I lowered my voice. “This one was an AWOL. It was his second offence. I ran into him in Moss last Sunday, trying to buy back some china that had belonged to his wife’s family. The Ros took him. I wasn’t sure if he’d be back here yet or—”
“Or serving a detention period,” Lucy finished. “That narrows things down. You’re looking for the wife of a man who’s been missing from the camp since last Sunday.”
“Saturday,” I corrected. “He was out in Moss all night on Saturday. That was the reason they picked him up.”
We’d paused in the hallway and a lanky, bearded man who was probably Michael Neal’s next client marched by us. Lucy reached out and gripped my wrist, urging me forwards. “Look, this man isn’t wanting for anything serious, is he? Because I can’t be involving myself in any—”
“No, no.” I matched her stride, not knowing where I was going. People in the camps were skittish—they’d already lost so much—but most people would’ve acted the same way as Lucy under the circumstances. You had to be fierce, insane, or desperate to risk aligning yourself with a future wipe and cover
case. “I don’t have any reason to think there were any serious charges. He was only skipping curfew. I just thought that his wife should have these because he’d been buying them for her when he was taken.” Aside from the single repaired dish, they were only pieces that used to be something. But he’d gotten arrested for them. That made them important.
“I can show you the way to one of the dormitory levels,” Lucy said. “Since you have clearance that shouldn’t be a problem. But I don’t know anybody like you described. You’ll have to make inquiries yourself.”
I thanked Lucy and followed her into the nearest elevator where she requested level nine. Personally, I’d only been inside the dorms once, on my first visit. One of the few human administrative staff had directed a domestic Ro to give me a full tour. The Ro had started at the second sub-basement level and guided me through a lengthy expedition of the camp—from the medical floor to the swimming pools and sporting/games level up to the general auditorium, then to the administrative floor, running track, cleaning and sanitation level, the shopping concourse (stocked with minor items that had to be worked additional hours for), dining hall/food prep section, and finally the dormitories. If you were Oliver Twist, most of the camp would have looked like paradise, but when you reached the dorms it was a slightly different story.

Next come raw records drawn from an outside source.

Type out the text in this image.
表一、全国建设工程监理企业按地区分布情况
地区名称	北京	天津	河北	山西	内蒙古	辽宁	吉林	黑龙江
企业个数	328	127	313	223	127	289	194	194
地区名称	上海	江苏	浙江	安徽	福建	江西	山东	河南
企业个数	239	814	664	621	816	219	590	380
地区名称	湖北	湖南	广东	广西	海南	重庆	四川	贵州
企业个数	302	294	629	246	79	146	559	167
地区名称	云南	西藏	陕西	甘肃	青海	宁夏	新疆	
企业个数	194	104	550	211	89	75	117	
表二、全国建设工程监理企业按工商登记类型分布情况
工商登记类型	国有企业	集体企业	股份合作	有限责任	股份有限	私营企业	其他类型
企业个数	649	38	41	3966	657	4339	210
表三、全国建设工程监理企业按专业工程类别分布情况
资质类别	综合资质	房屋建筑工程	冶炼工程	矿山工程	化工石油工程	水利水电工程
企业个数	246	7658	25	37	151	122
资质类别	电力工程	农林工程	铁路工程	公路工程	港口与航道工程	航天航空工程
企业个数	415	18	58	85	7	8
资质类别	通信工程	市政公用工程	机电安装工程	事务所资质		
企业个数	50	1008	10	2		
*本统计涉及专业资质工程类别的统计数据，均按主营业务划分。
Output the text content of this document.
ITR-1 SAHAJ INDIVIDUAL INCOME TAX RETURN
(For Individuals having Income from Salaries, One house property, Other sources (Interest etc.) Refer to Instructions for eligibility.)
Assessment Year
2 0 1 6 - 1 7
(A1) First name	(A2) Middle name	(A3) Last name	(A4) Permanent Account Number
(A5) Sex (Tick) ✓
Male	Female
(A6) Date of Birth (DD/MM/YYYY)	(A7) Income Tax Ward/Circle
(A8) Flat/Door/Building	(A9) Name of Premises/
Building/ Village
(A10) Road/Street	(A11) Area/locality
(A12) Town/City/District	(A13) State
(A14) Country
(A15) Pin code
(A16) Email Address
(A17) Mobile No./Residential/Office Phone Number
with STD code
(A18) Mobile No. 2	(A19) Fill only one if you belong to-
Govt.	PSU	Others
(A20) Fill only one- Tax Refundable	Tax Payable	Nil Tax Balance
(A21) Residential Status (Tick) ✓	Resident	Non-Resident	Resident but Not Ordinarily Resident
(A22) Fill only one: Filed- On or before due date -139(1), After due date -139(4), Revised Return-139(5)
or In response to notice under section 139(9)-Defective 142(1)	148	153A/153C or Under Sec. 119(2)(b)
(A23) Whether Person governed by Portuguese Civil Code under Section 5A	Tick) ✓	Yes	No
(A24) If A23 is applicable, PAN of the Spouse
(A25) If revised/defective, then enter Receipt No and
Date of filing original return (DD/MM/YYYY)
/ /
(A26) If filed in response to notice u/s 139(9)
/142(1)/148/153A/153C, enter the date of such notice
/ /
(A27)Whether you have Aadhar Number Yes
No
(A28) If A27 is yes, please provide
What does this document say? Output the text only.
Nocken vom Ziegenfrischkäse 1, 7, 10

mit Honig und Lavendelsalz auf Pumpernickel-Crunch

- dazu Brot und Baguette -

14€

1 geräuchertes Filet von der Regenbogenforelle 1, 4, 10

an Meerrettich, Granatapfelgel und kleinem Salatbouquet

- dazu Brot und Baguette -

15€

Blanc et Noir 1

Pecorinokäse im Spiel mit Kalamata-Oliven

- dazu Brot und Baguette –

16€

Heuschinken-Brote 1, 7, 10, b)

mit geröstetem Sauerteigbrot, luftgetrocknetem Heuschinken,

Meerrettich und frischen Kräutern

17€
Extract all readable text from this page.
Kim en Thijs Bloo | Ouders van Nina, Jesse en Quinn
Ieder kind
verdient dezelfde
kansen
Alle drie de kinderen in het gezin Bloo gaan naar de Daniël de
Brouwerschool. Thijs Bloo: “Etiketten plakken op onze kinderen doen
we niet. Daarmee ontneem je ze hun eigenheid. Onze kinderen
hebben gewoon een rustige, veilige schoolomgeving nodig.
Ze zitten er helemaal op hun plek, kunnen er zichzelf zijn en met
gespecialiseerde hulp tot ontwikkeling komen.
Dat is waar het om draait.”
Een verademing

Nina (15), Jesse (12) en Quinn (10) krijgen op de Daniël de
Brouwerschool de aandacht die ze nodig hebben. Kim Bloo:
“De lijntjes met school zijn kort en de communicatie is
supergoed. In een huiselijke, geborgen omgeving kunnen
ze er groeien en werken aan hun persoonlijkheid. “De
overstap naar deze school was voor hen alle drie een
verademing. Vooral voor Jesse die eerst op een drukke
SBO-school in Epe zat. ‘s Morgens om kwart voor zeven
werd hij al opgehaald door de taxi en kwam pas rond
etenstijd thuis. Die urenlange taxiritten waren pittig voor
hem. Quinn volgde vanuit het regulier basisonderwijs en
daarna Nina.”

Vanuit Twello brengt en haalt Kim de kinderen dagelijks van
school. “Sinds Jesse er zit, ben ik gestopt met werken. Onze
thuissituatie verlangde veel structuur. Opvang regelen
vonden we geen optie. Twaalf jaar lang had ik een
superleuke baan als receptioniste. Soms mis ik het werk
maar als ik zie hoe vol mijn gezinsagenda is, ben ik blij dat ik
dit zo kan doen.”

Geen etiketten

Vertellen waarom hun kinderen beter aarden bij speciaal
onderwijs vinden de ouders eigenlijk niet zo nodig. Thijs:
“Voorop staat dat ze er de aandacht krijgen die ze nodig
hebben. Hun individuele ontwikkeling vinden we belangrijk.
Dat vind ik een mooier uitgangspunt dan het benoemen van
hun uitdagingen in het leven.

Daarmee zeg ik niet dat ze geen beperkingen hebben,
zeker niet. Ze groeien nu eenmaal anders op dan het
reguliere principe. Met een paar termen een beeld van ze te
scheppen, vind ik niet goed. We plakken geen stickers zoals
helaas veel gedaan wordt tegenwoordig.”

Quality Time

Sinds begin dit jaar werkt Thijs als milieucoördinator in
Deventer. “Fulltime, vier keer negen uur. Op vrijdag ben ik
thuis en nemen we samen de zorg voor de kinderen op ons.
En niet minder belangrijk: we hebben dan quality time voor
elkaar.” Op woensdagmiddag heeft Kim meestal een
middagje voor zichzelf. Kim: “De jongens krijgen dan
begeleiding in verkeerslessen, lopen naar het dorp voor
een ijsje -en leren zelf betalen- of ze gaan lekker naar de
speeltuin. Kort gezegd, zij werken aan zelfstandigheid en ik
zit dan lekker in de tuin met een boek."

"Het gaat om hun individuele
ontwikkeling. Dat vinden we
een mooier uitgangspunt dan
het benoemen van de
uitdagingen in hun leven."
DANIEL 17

As we arrived at level nine Lucy wished me luck, her hand on my back giving me a gentle push out into the dormitory. I stumbled away from the elevator and directly into the overcrowded space where a portion of residents slept. It was several times the size of a football field and arranged in endless alternating rows of bunk beds, stacked three high, and seating areas for people to socialize or lounge in. On my first visit to the camp I’d been surprised to find many of the recreational levels empty. But I should’ve suspected it would be that way—the unemployed weren’t any different than anyone else—they spent the majority of their leisure hours on gushi.